Note that what I’m saying is not particularly ‘leftist’. Here is Tyler Cowen, a self-described libertarian and co-author of Marginal Revolution, one of the most popular economics blogs in the world, talking about how the way to improve the condition of workers is to increase the utility of unemployment.

“Raise the utility of unemployment to workers. This could be a guaranteed annual income, better unemployment insurance, more food stamps, whatever. Call it the welfare state. Improving the welfare state will improve worker bargaining across virtually all workplace dimensions and in the longer run limit the scope of all the employer depredations.

We’re back to the point that what helps is to give people cash, or something cash-like, including when it comes to the dimensions of workplace quality. It is also a huge help to institute policies which will raise rather than lower worker productivity."

He is talking about employed labour in organized first world environments, which anyway doesn’t suffer from the debilitating endowment failures that rural labour in India does. The argument is even stronger in our case, where we’re talking about people who live at the very edge of decent existence. Nrega, shorn of public works, is a cash transfer, pure and simple. There was a time when cash transfers were supposed to be the right way of implementing redistribution, especially by those on the right. So why the outcry when the cash transfer was finally enacted?

For one, we distrust our delivery mechanisms, we suspect leakages. Massive government programmes are massive opportunities for rent-seeking. This is the right reason to dislike Nrega. But this has nothing to do with inflation. For another, we distrust the upward creep in the size of the government that redistribution entails; so that we would like indirect subsidies cut first before cash transfers are enacted. This has merit, but again it is a public-choice issue, not a macroeconomic issue.
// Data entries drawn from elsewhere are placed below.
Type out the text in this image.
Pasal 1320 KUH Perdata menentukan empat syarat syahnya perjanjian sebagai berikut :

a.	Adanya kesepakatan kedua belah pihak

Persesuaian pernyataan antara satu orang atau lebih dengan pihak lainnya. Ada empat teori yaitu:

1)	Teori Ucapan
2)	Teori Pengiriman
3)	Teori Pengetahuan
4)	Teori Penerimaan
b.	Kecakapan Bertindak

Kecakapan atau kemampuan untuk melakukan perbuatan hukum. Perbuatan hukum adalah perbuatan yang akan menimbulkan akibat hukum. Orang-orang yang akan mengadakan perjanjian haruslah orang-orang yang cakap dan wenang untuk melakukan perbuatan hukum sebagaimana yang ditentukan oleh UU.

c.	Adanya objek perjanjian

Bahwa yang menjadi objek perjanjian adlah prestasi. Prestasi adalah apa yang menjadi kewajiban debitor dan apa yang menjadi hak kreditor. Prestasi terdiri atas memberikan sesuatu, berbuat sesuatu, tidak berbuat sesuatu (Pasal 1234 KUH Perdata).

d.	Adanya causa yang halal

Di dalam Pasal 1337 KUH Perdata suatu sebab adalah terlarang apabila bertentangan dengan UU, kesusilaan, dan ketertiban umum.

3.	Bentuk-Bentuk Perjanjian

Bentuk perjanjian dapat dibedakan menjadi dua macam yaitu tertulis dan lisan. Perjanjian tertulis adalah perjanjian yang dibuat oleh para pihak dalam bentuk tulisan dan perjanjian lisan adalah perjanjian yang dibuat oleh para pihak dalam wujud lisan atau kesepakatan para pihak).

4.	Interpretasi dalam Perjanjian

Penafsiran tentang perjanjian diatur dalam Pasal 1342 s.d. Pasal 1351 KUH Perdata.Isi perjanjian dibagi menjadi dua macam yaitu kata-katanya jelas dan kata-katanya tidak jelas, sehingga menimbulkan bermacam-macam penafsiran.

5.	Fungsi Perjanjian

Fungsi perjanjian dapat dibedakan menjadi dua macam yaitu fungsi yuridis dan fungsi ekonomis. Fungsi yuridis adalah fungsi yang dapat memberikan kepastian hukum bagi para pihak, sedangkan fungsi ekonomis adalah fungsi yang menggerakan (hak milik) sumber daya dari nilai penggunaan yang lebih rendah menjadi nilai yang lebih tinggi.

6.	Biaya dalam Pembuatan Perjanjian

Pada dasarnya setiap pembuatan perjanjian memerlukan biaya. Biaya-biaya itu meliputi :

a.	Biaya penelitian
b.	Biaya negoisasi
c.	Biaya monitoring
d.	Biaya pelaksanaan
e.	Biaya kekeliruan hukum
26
And third, we may simply believe that we were at the right level of redistribution as it were. So anything further shifts the balance. You could say that, and I would have no argument to offer because then we would have widely different priors, to the point that we’d talk past each other.

But if we don’t believe that, then we have to analyse Nrega’s macroeconomics as the macroeconomics of a just, redistributive cash transfer. And then the corollary observations follow—Nrega increases the fiscal deficit only when it is not backed by an equivalent increase in tax receipts. It is you and I, salaried income city dwellers, who are causing the fiscal deficit. And then, we have to go back to the questions raised in part 1 and part 2 of the series—how does this fiscal deficit translate into inflation when it is not money-financed, and when government bonds are showing no spikes in interest rates?

The writer is a London-based consultant. This is the third of a five-part series in which Ritwik Priya examines the macroeconomics of inflation in India through the lens of the fiscal deficit, NREGA, tax policy and investment.

“These are the author’s personal views."